Tablette de chocolat aux inclusions de cupuaçu de Mission chocolate, Lion de Barbon (chocolat de Theobroma Bicolor) et Cupulate de la Brigaderie Paris (chocolat de Theobroma Grandiflorum)
De gauche à droite : tablette de chocolat classique aux inclusions de cupuaçu de Mission chocolate, Lion de Barbon (chocolat de Theobroma Bicolor) et Cupulate de la Brigaderie Paris (chocolat de Theobroma Grandiflorum).

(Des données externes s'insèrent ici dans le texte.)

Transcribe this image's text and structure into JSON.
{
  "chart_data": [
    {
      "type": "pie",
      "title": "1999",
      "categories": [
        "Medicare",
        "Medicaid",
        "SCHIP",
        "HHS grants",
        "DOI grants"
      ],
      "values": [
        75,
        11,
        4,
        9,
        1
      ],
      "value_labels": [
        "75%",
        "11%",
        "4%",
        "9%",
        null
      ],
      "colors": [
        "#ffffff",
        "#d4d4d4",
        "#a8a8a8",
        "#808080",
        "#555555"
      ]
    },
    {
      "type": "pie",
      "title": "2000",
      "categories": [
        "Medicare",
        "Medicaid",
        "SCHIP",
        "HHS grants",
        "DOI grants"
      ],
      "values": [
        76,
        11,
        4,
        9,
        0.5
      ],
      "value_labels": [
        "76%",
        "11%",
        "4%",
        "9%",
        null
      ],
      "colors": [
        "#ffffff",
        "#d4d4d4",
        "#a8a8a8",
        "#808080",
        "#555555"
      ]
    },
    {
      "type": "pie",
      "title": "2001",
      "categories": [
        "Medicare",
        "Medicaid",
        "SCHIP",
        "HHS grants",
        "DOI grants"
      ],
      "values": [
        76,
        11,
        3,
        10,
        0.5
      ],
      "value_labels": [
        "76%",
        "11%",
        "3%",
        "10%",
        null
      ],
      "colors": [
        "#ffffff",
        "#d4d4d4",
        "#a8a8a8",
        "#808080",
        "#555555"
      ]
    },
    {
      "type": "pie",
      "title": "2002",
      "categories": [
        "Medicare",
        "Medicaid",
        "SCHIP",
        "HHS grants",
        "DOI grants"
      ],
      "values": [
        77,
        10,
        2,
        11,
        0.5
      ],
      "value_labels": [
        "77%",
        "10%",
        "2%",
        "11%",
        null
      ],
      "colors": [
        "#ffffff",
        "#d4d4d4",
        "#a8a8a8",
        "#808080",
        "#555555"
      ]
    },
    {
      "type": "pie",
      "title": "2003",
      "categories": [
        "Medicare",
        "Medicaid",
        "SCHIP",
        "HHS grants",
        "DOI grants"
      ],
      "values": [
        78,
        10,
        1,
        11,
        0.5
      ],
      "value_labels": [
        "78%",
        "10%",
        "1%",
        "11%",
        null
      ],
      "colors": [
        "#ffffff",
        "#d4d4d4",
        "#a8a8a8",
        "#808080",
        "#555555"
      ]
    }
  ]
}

Theobroma bicolor, le chocolat qui n’en était pas un

Aussi appelé mocambo, arbre jaguar, balamte ou pataxte, le theobroma bicolor est un fruit à l’apparence plus rustique que celle du cacao. Partie prenante des cultures précolombiennes, il était consommé et utilisé dans la cuisine. Les Européens semblent l’avoir moins apprécié et ne l’ont pas exporté massivement comme le cacao.

Aujourd’hui, certains artisans bean-to bar l’apprivoisent pour le transformer en tablette, à l’instar du cacao. C’est le cas de Barbon, à Montréal au Canada, avec son Lion 85% du Mexique. Une création à partir de theobroma bicolor, de sucre et de beurre de cacao comme un « chocolat » classique. Toutefois, la présence de vanille et de sapote rendent difficile de savoir quel serait le goût du bicolor seul.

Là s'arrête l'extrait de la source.